You don't call a person diseased because they fail to respond to a cure: you call them diseased because they show certain symptoms.

This disease is widespread in the community, and has even been shown to cross the layman-scientist barrier.

Fair point, but I feel like you've dodged the substance of my post. Why have you chosen to not submit a paper on this subject so that the community's mind can be changed (assuming you have/are not).

What makes you think I haven't?

As far as "official" academic publishing is concerned, I've been in touch with the editors of IEEE Software's "Voice of Evidence" column for about a year now, though on an earlier topic - the so-called "10x programmers" studies.

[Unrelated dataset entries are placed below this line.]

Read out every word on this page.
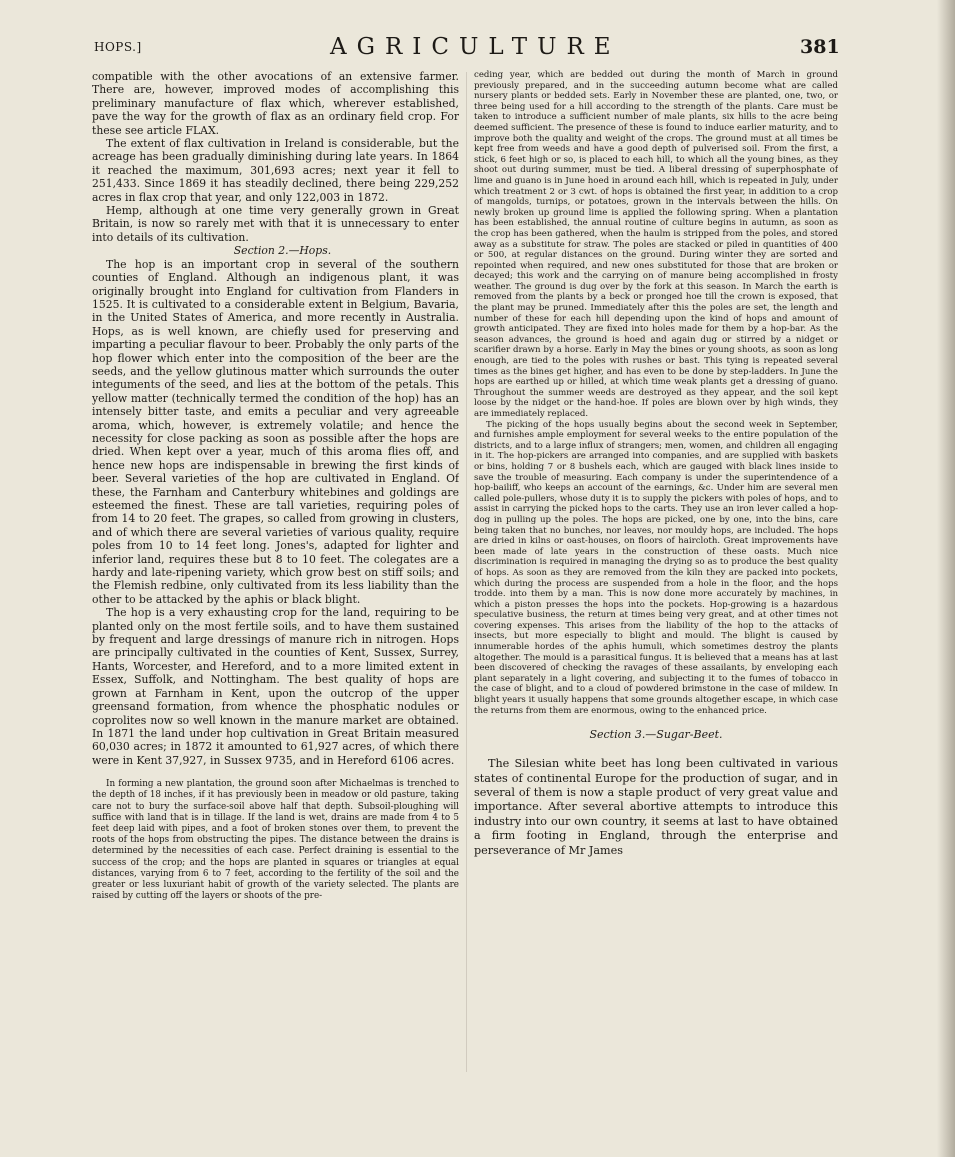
HOPS.]	AGRICULTURE	381

compatible with the other avocations of an extensive farmer. There are, however, improved modes of accomplishing this preliminary manufacture of flax which, wherever established, pave the way for the growth of flax as an ordinary field crop. For these see article FLAX.

The extent of flax cultivation in Ireland is considerable, but the acreage has been gradually diminishing during late years. In 1864 it reached the maximum, 301,693 acres; next year it fell to 251,433. Since 1869 it has steadily declined, there being 229,252 acres in flax crop that year, and only 122,003 in 1872.

Hemp, although at one time very generally grown in Great Britain, is now so rarely met with that it is unnecessary to enter into details of its cultivation.

Section 2.—Hops.

The hop is an important crop in several of the southern counties of England. Although an indigenous plant, it was originally brought into England for cultivation from Flanders in 1525. It is cultivated to a considerable extent in Belgium, Bavaria, in the United States of America, and more recently in Australia. Hops, as is well known, are chiefly used for preserving and imparting a peculiar flavour to beer. Probably the only parts of the hop flower which enter into the composition of the beer are the seeds, and the yellow glutinous matter which surrounds the outer integuments of the seed, and lies at the bottom of the petals. This yellow matter (technically termed the condition of the hop) has an intensely bitter taste, and emits a peculiar and very agreeable aroma, which, however, is extremely volatile; and hence the necessity for close packing as soon as possible after the hops are dried. When kept over a year, much of this aroma flies off, and hence new hops are indispensable in brewing the first kinds of beer. Several varieties of the hop are cultivated in England. Of these, the Farnham and Canterbury whitebines and goldings are esteemed the finest. These are tall varieties, requiring poles of from 14 to 20 feet. The grapes, so called from growing in clusters, and of which there are several varieties of various quality, require poles from 10 to 14 feet long. Jones's, adapted for lighter and inferior land, requires these but 8 to 10 feet. The colegates are a hardy and late-ripening variety, which grow best on stiff soils; and the Flemish redbine, only cultivated from its less liability than the other to be attacked by the aphis or black blight.

The hop is a very exhausting crop for the land, requiring to be planted only on the most fertile soils, and to have them sustained by frequent and large dressings of manure rich in nitrogen. Hops are principally cultivated in the counties of Kent, Sussex, Surrey, Hants, Worcester, and Hereford, and to a more limited extent in Essex, Suffolk, and Nottingham. The best quality of hops are grown at Farnham in Kent, upon the outcrop of the upper greensand formation, from whence the phosphatic nodules or coprolites now so well known in the manure market are obtained. In 1871 the land under hop cultivation in Great Britain measured 60,030 acres; in 1872 it amounted to 61,927 acres, of which there were in Kent 37,927, in Sussex 9735, and in Hereford 6106 acres.

In forming a new plantation, the ground soon after Michaelmas is trenched to the depth of 18 inches, if it has previously been in meadow or old pasture, taking care not to bury the surface-soil above half that depth. Subsoil-ploughing will suffice with land that is in tillage. If the land is wet, drains are made from 4 to 5 feet deep laid with pipes, and a foot of broken stones over them, to prevent the roots of the hops from obstructing the pipes. The distance between the drains is determined by the necessities of each case. Perfect draining is essential to the success of the crop; and the hops are planted in squares or triangles at equal distances, varying from 6 to 7 feet, according to the fertility of the soil and the greater or less luxuriant habit of growth of the variety selected. The plants are raised by cutting off the layers or shoots of the pre-

ceding year, which are bedded out during the month of March in ground previously prepared, and in the succeeding autumn become what are called nursery plants or bedded sets. Early in November these are planted, one, two, or three being used for a hill according to the strength of the plants. Care must be taken to introduce a sufficient number of male plants, six hills to the acre being deemed sufficient. The presence of these is found to induce earlier maturity, and to improve both the quality and weight of the crops. The ground must at all times be kept free from weeds and have a good depth of pulverised soil. From the first, a stick, 6 feet high or so, is placed to each hill, to which all the young bines, as they shoot out during summer, must be tied. A liberal dressing of superphosphate of lime and guano is in June hoed in around each hill, which is repeated in July, under which treatment 2 or 3 cwt. of hops is obtained the first year, in addition to a crop of mangolds, turnips, or potatoes, grown in the intervals between the hills. On newly broken up ground lime is applied the following spring. When a plantation has been established, the annual routine of culture begins in autumn, as soon as the crop has been gathered, when the haulm is stripped from the poles, and stored away as a substitute for straw. The poles are stacked or piled in quantities of 400 or 500, at regular distances on the ground. During winter they are sorted and repointed when required, and new ones substituted for those that are broken or decayed; this work and the carrying on of manure being accomplished in frosty weather. The ground is dug over by the fork at this season. In March the earth is removed from the plants by a beck or pronged hoe till the crown is exposed, that the plant may be pruned. Immediately after this the poles are set, the length and number of these for each hill depending upon the kind of hops and amount of growth anticipated. They are fixed into holes made for them by a hop-bar. As the season advances, the ground is hoed and again dug or stirred by a nidget or scarifier drawn by a horse. Early in May the bines or young shoots, as soon as long enough, are tied to the poles with rushes or bast. This tying is repeated several times as the bines get higher, and has even to be done by step-ladders. In June the hops are earthed up or hilled, at which time weak plants get a dressing of guano. Throughout the summer weeds are destroyed as they appear, and the soil kept loose by the nidget or the hand-hoe. If poles are blown over by high winds, they are immediately replaced.

The picking of the hops usually begins about the second week in September, and furnishes ample employment for several weeks to the entire population of the districts, and to a large influx of strangers; men, women, and children all engaging in it. The hop-pickers are arranged into companies, and are supplied with baskets or bins, holding 7 or 8 bushels each, which are gauged with black lines inside to save the trouble of measuring. Each company is under the superintendence of a hop-bailiff, who keeps an account of the earnings, &c. Under him are several men called pole-pullers, whose duty it is to supply the pickers with poles of hops, and to assist in carrying the picked hops to the carts. They use an iron lever called a hop-dog in pulling up the poles. The hops are picked, one by one, into the bins, care being taken that no bunches, nor leaves, nor mouldy hops, are included. The hops are dried in kilns or oast-houses, on floors of haircloth. Great improvements have been made of late years in the construction of these oasts. Much nice discrimination is required in managing the drying so as to produce the best quality of hops. As soon as they are removed from the kiln they are packed into pockets, which during the process are suspended from a hole in the floor, and the hops trodde. into them by a man. This is now done more accurately by machines, in which a piston presses the hops into the pockets. Hop-growing is a hazardous speculative business, the return at times being very great, and at other times not covering expenses. This arises from the liability of the hop to the attacks of insects, but more especially to blight and mould. The blight is caused by innumerable hordes of the aphis humuli, which sometimes destroy the plants altogether. The mould is a parasitical fungus. It is believed that a means has at last been discovered of checking the ravages of these assailants, by enveloping each plant separately in a light covering, and subjecting it to the fumes of tobacco in the case of blight, and to a cloud of powdered brimstone in the case of mildew. In blight years it usually happens that some grounds altogether escape, in which case the returns from them are enormous, owing to the enhanced price.

Section 3.—Sugar-Beet.

The Silesian white beet has long been cultivated in various states of continental Europe for the production of sugar, and in several of them is now a staple product of very great value and importance. After several abortive attempts to introduce this industry into our own country, it seems at last to have obtained a firm footing in England, through the enterprise and perseverance of Mr James
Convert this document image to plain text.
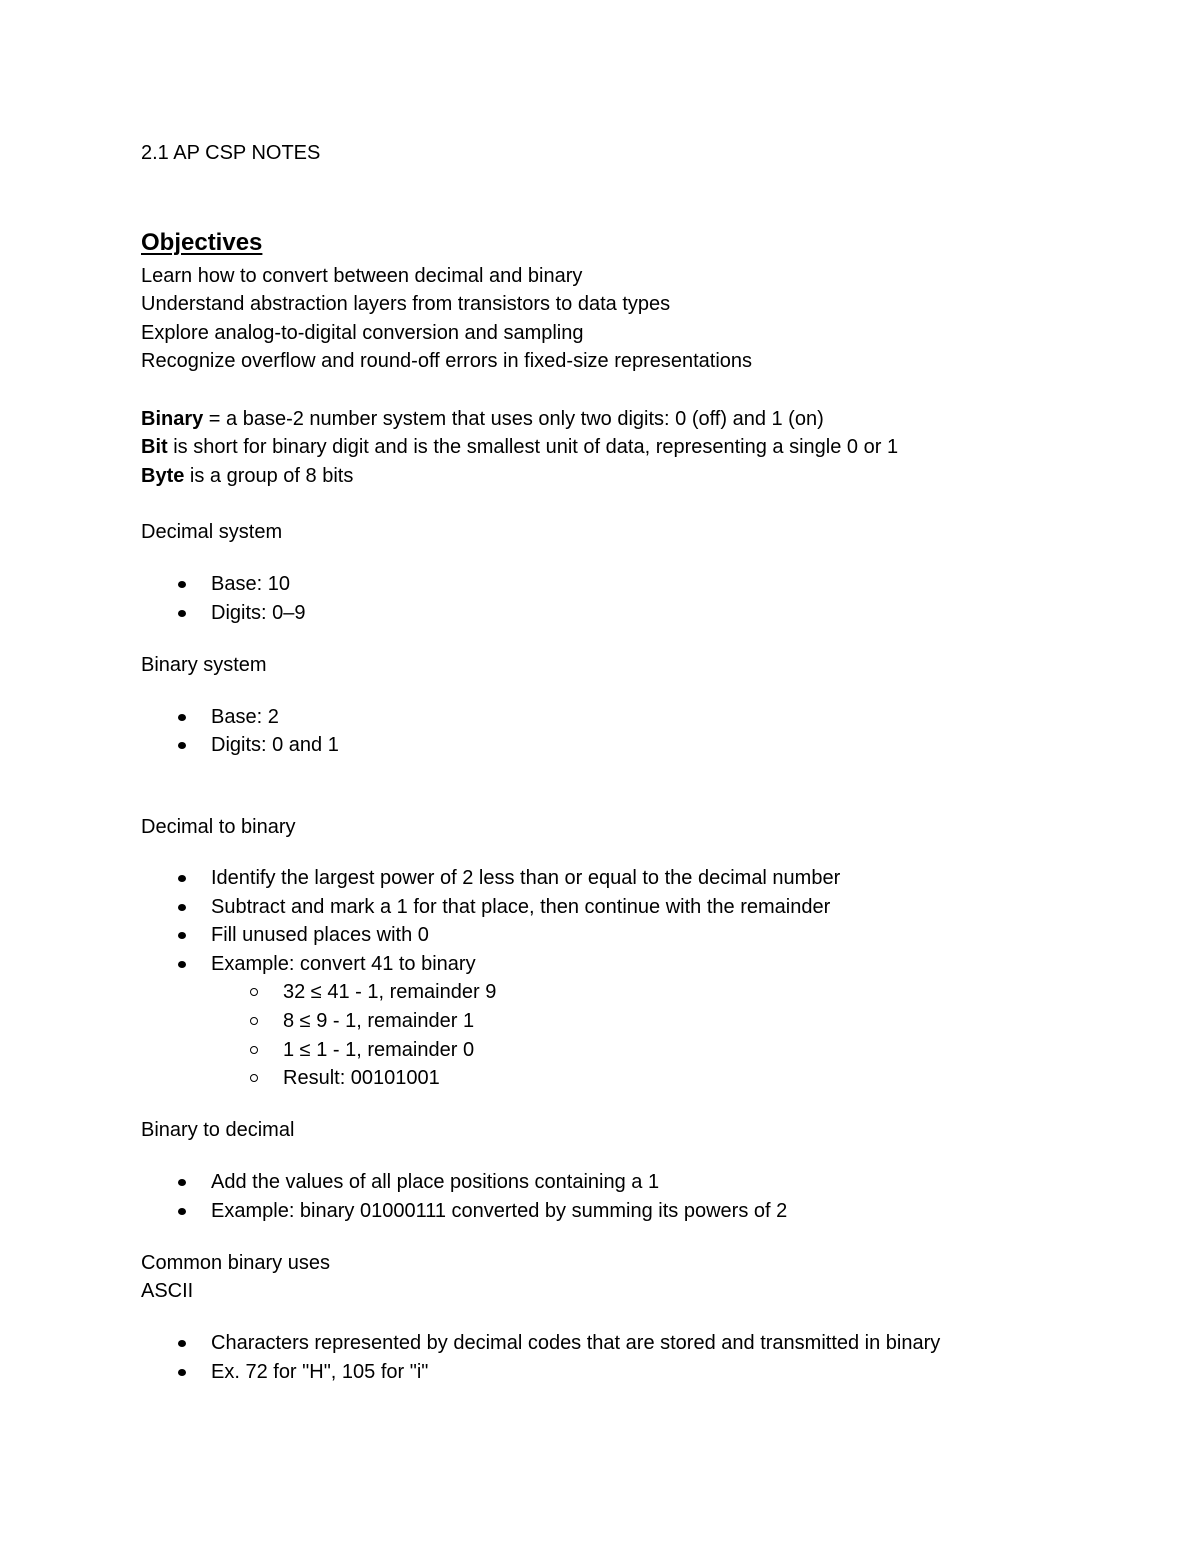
2.1 AP CSP NOTES
Objectives
Learn how to convert between decimal and binary
Understand abstraction layers from transistors to data types
Explore analog-to-digital conversion and sampling
Recognize overflow and round-off errors in fixed-size representations
Binary = a base-2 number system that uses only two digits: 0 (off) and 1 (on)
Bit is short for binary digit and is the smallest unit of data, representing a single 0 or 1
Byte is a group of 8 bits
Decimal system
Base: 10
Digits: 0–9
Binary system
Base: 2
Digits: 0 and 1
Decimal to binary
Identify the largest power of 2 less than or equal to the decimal number
Subtract and mark a 1 for that place, then continue with the remainder
Fill unused places with 0
Example: convert 41 to binary
32 ≤ 41 - 1, remainder 9
8 ≤ 9 - 1, remainder 1
1 ≤ 1 - 1, remainder 0
Result: 00101001
Binary to decimal
Add the values of all place positions containing a 1
Example: binary 01000111 converted by summing its powers of 2
Common binary uses
ASCII
Characters represented by decimal codes that are stored and transmitted in binary
Ex. 72 for "H", 105 for "i"
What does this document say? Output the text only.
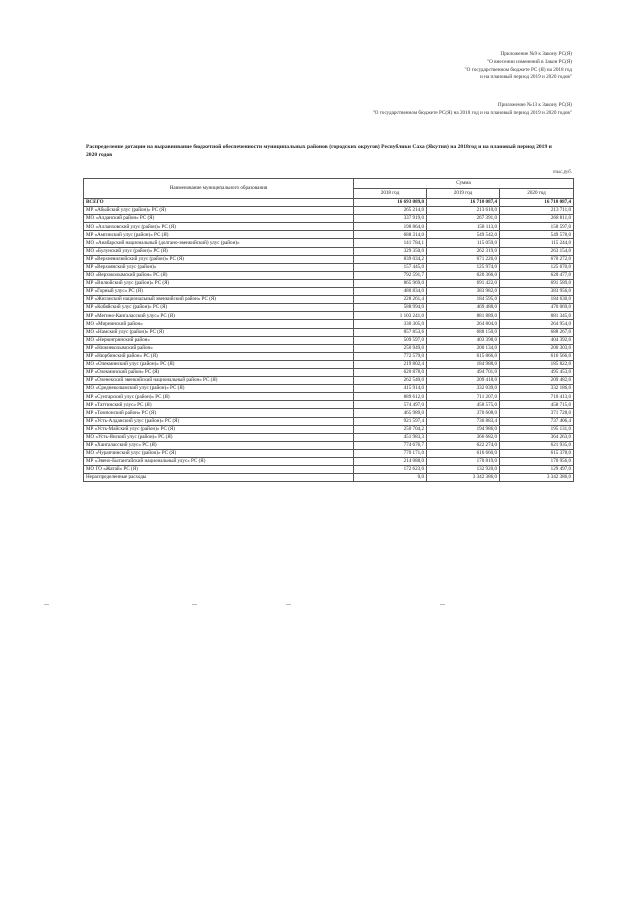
Приложение №9 к Закону РС(Я)
"О внесении изменений в Закон РС(Я)
"О государственном бюджете РС (Я) на 2018 год
и на плановый период 2019 и 2020 годов"
Приложение №13 к Закону РС(Я)
"О государственном бюджете РС(Я) на 2018 год и на плановый период 2019 и 2020 годов"
Распределение дотации на выравнивание бюджетной обеспеченности муниципальных районов (городских округов) Республики Саха (Якутия) на 2018год и на плановый период 2019 и 2020 годов
тыс.руб.
Наименование муниципального образования	Сумма		
	2018 год	2019 год	2020 год
ВСЕГО	16 693 089,0	16 710 087,4	16 710 087,4
МР «Абыйский улус (район)» РС (Я)	265 214,0	213 610,0	213 711,0
МО «Алданский район» РС (Я)	337 919,0	267 391,0	268 811,0
МО «Аллаиховский улус (район)» РС (Я)	198 864,0	158 113,0	158 597,0
МР «Амгинский улус (район)» РС (Я)	688 314,0	549 542,0	549 578,0
МО «Анабарский национальный (долгано-эвенкийский) улус (район)»	141 784,1	115 059,0	115 244,0
МО «Булунский улус (район)» РС (Я)	329 350,0	262 319,0	263 154,0
МР «Верхневилюйский улус (район)» РС (Я)	839 034,2	671 226,0	670 272,0
МР «Верхоянский улус (район)»	157 445,0	125 974,0	125 670,0
МО «Верхоколымский район» РС (Я)	792 591,7	620 366,0	620 477,0
МР «Вилюйский улус (район)» РС (Я)	865 969,0	691 422,0	691 589,0
МР «Горный улус» РС (Я)	480 834,0	383 982,0	383 956,0
МР «Жиганский национальный эвенкийский район» РС (Я)	228 261,4	184 595,0	184 630,0
МР «Кобяйский улус (район)» РС (Я)	588 994,0	469 488,0	470 069,0
МР «Мегино-Кангаласский улус» РС (Я)	1 103 241,0	881 889,0	881 345,0
МО «Мирнинский район»	330 305,0	264 804,0	264 954,0
МО «Намский улус (район)» РС (Я)	857 853,6	688 150,0	688 267,0
МО «Нерюнгринский район»	509 597,0	403 398,0	404 392,0
МР «Нижнеколымский район»	250 949,0	200 134,0	200 303,0
МР «Нюрбинский район» РС (Я)	772 579,0	615 866,0	616 566,0
МО «Олекминский улус (район)» РС (Я)	219 802,4	184 988,0	185 822,0
МР «Олекминский район» РС (Я)	620 878,0	494 701,0	495 453,0
МР «Оленекский эвенкийский национальный район» РС (Я)	262 540,0	209 418,0	209 482,0
МО «Среднеколымский улус (район)» РС (Я)	415 914,0	332 039,0	332 186,0
МР «Сунтарский улус (район)» РС (Я)	889 612,0	711 207,0	710 413,0
МР «Таттинский улус» РС (Я)	574 497,0	458 575,0	458 715,0
МР «Томпонский район» РС (Я)	465 989,0	370 608,0	371 728,0
МР «Усть-Алданский улус (район)» РС (Я)	921 597,4	736 883,4	737 406,4
МР «Усть-Майский улус (район)» РС (Я)	250 704,2	194 986,0	195 131,0
МО «Усть-Янский улус (район)» РС (Я)	451 983,3	366 682,0	364 263,0
МР «Хангаласский улус» РС (Я)	774 676,7	622 274,0	621 935,0
МО «Чурапчинский улус (район)» РС (Я)	770 171,0	616 660,0	615 378,0
МР «Эвено-Бытантайский национальный улус» РС (Я)	214 088,0	170 819,0	170 956,0
МО ГО «Жатай» РС (Я)	172 623,0	132 920,0	129 497,0
Нераспределенные расходы	0,0	3 342 386,0	3 342 386,0
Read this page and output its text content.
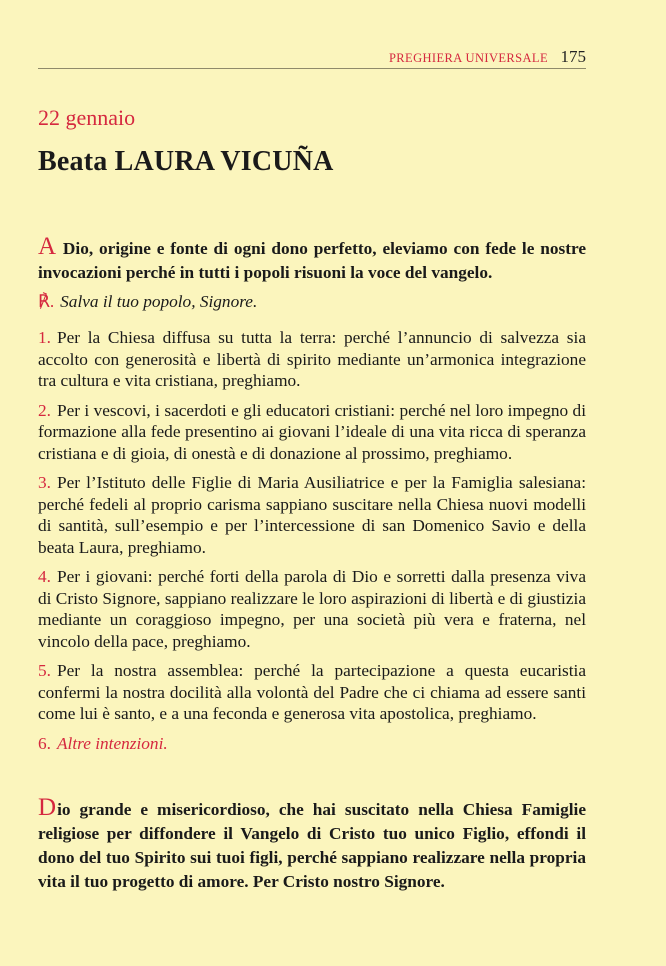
PREGHIERA UNIVERSALE 175
22 gennaio
Beata LAURA VICUÑA
A Dio, origine e fonte di ogni dono perfetto, eleviamo con fede le nostre invocazioni perché in tutti i popoli risuoni la voce del vangelo.
℟. Salva il tuo popolo, Signore.

1. Per la Chiesa diffusa su tutta la terra: perché l’annuncio di salvezza sia accolto con generosità e libertà di spirito mediante un’armonica integrazione tra cultura e vita cristiana, preghiamo.

2. Per i vescovi, i sacerdoti e gli educatori cristiani: perché nel loro impegno di formazione alla fede presentino ai giovani l’ideale di una vita ricca di speranza cristiana e di gioia, di onestà e di donazione al prossimo, preghiamo.

3. Per l’Istituto delle Figlie di Maria Ausiliatrice e per la Famiglia salesiana: perché fedeli al proprio carisma sappiano suscitare nella Chiesa nuovi modelli di santità, sull’esempio e per l’intercessione di san Domenico Savio e della beata Laura, preghiamo.

4. Per i giovani: perché forti della parola di Dio e sorretti dalla presenza viva di Cristo Signore, sappiano realizzare le loro aspirazioni di libertà e di giustizia mediante un coraggioso impegno, per una società più vera e fraterna, nel vincolo della pace, preghiamo.

5. Per la nostra assemblea: perché la partecipazione a questa eucaristia confermi la nostra docilità alla volontà del Padre che ci chiama ad essere santi come lui è santo, e a una feconda e generosa vita apostolica, preghiamo.

6. Altre intenzioni.

Dio grande e misericordioso, che hai suscitato nella Chiesa Famiglie religiose per diffondere il Vangelo di Cristo tuo unico Figlio, effondi il dono del tuo Spirito sui tuoi figli, perché sappiano realizzare nella propria vita il tuo progetto di amore. Per Cristo nostro Signore.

The response was positive - i.e. "yes, we're interested in publishing this". So far, however, we haven't managed to hash out a publication schedule.

You've said so yourself, I'm making these observations publicly - though on a self-published basis as far as the book is concerned. I'm not sure what more would be accomplished by submitting a publication - but I'm certainly not opposed to that.

It's a lot more difficult, as has been noted previously on Less Wrong, to publish "negative" results in academic fora than to publish "positive" ones - one of the failures of science-in-general, not unique to software engineering.

I commend you for pushing this, and Software is a decently high-impact venue.